Below is a Go example illustrating false sharing. The first struct type NoPad struct { a uint64; b uint64; c uint64 } places three uint64 fields consecutively, while the second struct adds padding arrays _p1 [8]uint64 , _p2 [8]uint64 , _p3 [8]uint64 to separate the fields:
type NoPad struct {
a uint64
b uint64
c uint64
}
func (myatomic *NoPad) IncreaseAllEles() {
atomic.AddUint64(&myatomic.a, 1)
atomic.AddUint64(&myatomic.b, 1)
atomic.AddUint64(&myatomic.c, 1)
} type Pad struct {
a uint64
_p1 [8]uint64
b uint64
_p2 [8]uint64
c uint64
_p3 [8]uint64
}
func (myatomic *Pad) IncreaseAllEles() {
atomic.AddUint64(&myatomic.a, 1)
atomic.AddUint64(&myatomic.b, 1)
atomic.AddUint64(&myatomic.c, 1)
}A benchmark driver runs many goroutines that repeatedly call IncreaseAllEles on each struct:
func testAtomicIncrease(myatomic MyAtomic) {
paraNum := 1000
addTimes := 1000
var wg sync.WaitGroup
wg.Add(paraNum)
for i := 0; i < paraNum; i++ {
go func() {
for j := 0; j < addTimes; j++ {
myatomic.IncreaseAllEles()
}
wg.Done()
}()
}
wg.Wait()
}
func BenchmarkNoPad(b *testing.B) {
myatomic := &NoPad{}
b.ResetTimer()
testAtomicIncrease(myatomic)
}
func BenchmarkPad(b *testing.B) {
myatomic := &Pad{}
b.ResetTimer()
testAtomicIncrease(myatomic)
}On a 2014 MBA the original benchmark reported a speedup from 0.07 ns/op to 0.02 ns/op when using padding. However, on a 2022 M2‑chip MBA the author observed opposite results, with the padded version being slower.
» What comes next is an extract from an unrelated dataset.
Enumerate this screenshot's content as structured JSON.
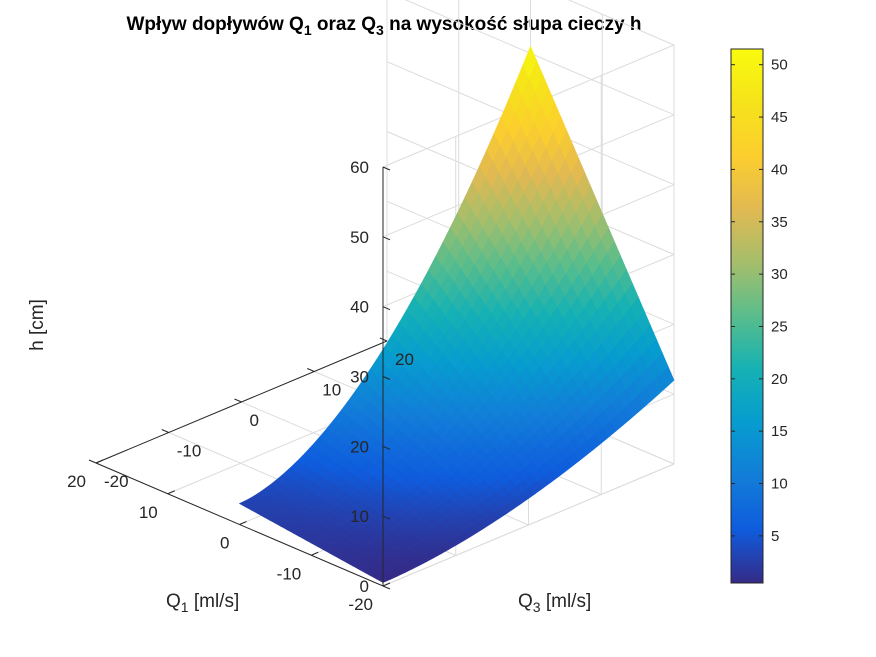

Further experiments compare a version without padding to one with explicit cache padding ( _ [8]uint64 ) in a parallel benchmark. The padded version shows a dramatic improvement (22.09 ns/op down to 1.075 ns/op) because each goroutine updates a value that resides on a separate cache line, eliminating false sharing.
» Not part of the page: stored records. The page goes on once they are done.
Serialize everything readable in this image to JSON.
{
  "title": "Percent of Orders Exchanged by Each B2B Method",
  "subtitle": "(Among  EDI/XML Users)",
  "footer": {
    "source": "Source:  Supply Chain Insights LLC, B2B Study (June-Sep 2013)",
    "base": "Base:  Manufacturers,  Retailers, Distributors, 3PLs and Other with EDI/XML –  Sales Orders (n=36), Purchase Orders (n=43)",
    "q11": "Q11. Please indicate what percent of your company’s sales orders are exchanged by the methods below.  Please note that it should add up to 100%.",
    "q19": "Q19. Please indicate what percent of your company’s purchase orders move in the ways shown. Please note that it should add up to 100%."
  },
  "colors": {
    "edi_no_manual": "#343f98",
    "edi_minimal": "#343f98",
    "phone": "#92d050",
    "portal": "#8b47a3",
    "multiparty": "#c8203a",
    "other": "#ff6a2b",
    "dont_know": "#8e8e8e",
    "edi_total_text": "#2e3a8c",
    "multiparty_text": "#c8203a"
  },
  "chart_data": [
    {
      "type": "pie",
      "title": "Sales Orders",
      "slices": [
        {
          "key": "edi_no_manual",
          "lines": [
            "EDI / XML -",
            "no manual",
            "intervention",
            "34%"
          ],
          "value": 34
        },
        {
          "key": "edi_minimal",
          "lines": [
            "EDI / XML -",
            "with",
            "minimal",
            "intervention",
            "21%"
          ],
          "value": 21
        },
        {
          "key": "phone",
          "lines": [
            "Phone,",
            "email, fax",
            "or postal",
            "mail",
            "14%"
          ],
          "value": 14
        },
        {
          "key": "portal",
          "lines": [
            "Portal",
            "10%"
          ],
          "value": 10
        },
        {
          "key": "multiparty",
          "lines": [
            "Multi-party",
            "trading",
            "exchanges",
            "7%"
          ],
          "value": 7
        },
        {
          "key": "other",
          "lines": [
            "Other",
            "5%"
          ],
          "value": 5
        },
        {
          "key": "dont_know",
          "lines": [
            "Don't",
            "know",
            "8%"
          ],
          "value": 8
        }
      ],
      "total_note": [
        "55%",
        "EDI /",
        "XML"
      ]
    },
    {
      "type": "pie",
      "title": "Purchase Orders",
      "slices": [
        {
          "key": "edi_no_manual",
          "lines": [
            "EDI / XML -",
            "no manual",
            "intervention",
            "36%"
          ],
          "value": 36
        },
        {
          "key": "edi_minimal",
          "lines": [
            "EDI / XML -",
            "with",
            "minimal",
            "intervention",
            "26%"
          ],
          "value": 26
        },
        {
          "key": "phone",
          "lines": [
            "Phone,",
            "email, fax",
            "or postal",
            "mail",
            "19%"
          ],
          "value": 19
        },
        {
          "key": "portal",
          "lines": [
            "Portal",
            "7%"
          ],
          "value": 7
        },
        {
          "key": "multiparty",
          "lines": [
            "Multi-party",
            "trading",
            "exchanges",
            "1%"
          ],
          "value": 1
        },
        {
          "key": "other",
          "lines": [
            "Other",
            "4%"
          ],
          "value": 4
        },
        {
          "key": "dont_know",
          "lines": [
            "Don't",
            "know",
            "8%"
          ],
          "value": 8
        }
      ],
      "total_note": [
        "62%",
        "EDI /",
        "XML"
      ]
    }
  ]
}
Before applying cache padding in production, two key points must be considered: (1) know the cache‑line size of the target CPU to choose an appropriate padding size, and (2) padding increases memory consumption, so benchmark to ensure the performance gain justifies the extra memory.
All example code is available on GitHub, and readers are encouraged to run their own benchmarks to verify the effect of false sharing and cache padding.